Claus Stolz's work is always provocative, and his latest book and exhibition are no exception.
Claus Stolz is a German photo and conceptual artist known for his unique radical form of analogue photography, involving long exposures and a variety of film materials to capture what he calls 'Heliographs'.
Living and working in Mannheim, his works have been exhibited worldwide, and his book Sunburns was published by Kehrer Verlag in 2009. His latest, ongoing series is titled The Chamber Play, and it's as groundbreaking as ever.
Uniquely, Chamber Play presents plants as a kind of theatrical production brought to paper. Here, Stolz combines and re-contextualizes natural and artificial beauty into irritating, absurd arrangements and asks questions such as "What is real, what is of natural origin? What is alive?" Each shot, in other words, represents a small staging, a poem of the feasible.

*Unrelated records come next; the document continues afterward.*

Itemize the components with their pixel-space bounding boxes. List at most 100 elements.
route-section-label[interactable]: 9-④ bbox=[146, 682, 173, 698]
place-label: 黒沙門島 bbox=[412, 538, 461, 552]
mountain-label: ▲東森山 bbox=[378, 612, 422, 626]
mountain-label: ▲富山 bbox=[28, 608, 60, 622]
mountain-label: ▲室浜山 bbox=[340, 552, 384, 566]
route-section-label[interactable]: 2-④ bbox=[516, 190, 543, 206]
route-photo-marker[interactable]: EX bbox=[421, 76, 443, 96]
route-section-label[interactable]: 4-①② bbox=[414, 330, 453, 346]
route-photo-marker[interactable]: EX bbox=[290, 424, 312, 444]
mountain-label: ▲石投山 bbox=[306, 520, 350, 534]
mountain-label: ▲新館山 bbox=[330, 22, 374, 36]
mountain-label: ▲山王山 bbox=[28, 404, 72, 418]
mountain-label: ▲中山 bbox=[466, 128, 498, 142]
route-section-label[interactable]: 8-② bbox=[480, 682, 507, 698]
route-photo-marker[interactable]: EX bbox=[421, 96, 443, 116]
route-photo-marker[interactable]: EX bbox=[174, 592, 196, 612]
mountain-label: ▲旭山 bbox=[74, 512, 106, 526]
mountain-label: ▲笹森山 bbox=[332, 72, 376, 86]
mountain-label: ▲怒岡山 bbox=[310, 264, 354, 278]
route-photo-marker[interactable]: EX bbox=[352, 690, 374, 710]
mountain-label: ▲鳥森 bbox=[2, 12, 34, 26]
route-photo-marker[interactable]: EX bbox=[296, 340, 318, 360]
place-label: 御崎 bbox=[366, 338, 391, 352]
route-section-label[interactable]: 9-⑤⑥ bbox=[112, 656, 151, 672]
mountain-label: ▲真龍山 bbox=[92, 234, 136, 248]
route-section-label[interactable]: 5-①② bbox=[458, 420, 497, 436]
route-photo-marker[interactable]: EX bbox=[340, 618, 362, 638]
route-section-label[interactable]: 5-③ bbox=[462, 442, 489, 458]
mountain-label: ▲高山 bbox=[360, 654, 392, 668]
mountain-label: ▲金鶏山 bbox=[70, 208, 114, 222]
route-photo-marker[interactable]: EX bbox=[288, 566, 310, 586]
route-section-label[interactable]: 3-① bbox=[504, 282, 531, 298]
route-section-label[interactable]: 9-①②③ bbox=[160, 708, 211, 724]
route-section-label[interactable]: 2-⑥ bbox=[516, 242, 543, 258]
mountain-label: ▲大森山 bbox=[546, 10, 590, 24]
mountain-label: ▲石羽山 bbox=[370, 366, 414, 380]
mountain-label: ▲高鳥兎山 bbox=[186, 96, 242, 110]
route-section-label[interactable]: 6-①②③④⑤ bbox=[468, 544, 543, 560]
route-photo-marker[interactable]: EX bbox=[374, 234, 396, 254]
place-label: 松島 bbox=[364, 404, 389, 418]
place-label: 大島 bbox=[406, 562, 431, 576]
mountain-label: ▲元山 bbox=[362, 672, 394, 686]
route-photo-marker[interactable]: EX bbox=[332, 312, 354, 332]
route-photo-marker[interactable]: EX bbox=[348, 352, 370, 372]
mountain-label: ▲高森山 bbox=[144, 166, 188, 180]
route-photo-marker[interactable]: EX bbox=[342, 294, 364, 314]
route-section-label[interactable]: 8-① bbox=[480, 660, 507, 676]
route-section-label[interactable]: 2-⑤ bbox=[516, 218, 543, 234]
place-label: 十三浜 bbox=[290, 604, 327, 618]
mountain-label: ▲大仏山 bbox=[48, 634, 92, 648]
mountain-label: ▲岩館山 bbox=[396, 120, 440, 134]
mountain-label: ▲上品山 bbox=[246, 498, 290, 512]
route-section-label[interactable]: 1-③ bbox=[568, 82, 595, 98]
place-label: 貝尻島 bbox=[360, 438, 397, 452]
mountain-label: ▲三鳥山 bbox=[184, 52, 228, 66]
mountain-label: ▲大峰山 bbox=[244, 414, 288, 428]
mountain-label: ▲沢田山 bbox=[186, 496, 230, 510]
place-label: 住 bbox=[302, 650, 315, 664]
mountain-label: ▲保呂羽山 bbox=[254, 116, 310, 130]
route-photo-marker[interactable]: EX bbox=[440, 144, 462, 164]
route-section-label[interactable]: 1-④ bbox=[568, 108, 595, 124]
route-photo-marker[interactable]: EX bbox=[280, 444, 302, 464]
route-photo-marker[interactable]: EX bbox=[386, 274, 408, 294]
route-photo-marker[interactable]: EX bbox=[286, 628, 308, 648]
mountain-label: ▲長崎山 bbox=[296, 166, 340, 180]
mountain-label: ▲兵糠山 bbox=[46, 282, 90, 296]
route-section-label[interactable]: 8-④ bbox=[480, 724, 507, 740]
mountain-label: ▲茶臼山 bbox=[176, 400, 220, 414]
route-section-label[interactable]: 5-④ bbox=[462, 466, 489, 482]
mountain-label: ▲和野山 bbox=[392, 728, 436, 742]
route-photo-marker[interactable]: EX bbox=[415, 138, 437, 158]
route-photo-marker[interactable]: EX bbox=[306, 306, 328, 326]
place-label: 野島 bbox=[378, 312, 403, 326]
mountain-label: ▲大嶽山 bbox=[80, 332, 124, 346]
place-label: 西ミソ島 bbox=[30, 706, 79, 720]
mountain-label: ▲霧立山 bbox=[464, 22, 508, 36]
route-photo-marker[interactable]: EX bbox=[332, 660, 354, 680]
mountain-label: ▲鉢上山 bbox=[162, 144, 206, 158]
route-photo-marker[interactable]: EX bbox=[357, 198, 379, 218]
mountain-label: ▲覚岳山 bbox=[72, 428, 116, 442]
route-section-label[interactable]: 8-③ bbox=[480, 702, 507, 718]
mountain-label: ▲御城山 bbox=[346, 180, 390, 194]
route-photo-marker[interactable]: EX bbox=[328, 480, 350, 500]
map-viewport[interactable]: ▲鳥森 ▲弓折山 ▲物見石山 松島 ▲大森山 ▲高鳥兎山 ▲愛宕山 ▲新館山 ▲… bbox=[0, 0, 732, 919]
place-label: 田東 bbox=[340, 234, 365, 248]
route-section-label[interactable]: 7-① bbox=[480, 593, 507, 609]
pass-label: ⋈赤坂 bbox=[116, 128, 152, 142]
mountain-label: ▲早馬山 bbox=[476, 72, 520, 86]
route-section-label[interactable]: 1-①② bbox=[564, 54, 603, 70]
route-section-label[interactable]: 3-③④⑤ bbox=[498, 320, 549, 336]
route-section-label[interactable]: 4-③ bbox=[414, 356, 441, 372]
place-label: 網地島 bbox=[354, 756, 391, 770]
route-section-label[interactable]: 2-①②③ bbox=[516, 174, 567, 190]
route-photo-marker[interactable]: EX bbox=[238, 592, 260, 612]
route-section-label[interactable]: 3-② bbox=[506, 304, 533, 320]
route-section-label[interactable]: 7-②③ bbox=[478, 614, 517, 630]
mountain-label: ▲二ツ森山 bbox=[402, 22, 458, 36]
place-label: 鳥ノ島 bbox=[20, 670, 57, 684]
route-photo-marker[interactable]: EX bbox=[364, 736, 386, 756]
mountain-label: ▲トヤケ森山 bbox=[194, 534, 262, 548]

"These photographs present a challenge to our eyes," writes Pamela Pachl, PhD, in her explanatory text to the book. "Perhaps our sense of vision has actually become somewhat worn down through the flood of images that have also been created through image-based phenomena like Instagram."
Stolz's series, however, represents an antidote to this chaotic, visual tsunami. "Through their (also technically) complex staging and the resulting effect of confusion, Stolz's chamber plays present our sense of vision with a challenge. They are simultaneously food porn and superfood for the eyes (and mind) after a long day at the screen — something besides the consumption of visual fast food for a change."
The precision of his images allows us to meditate on the nature of transience, the passage of time and ageing, Pamela explains. "In this context, the withered orchid almost exudes the aura of an ageing film diva who has been given this opportunity to make one last glamorous appearance in the spotlight."
Most strikingly, the series features a mixture of real and fake plants, and the viewer is deliberately left confused about which.
"A single blossom is turned toward us, almost as if it were gazing at us with a look of suffering," writes Pamela. "It is not just the cable-tie restraint from the plant's packaging that is purposely left in the picture, but also the unnatural bending of the stem and, above all, the texture of the petals born from silicone foam that reveal these calla lilies as imitations: rolled up, bound together, squeezed into little boxes like sardines, and imported from faraway lands.
"The cable tie functions like a fracture, a rupture in our visual habits. It immediately destroys the last illusion of an authentic nature."
The book Chamber Play is published by Kammerspiel. Images from the series also appear as part of Reflektor, a group exhibition at the Neue Sächsische Galerie Chemnitz, from 6 December-2 February 2023.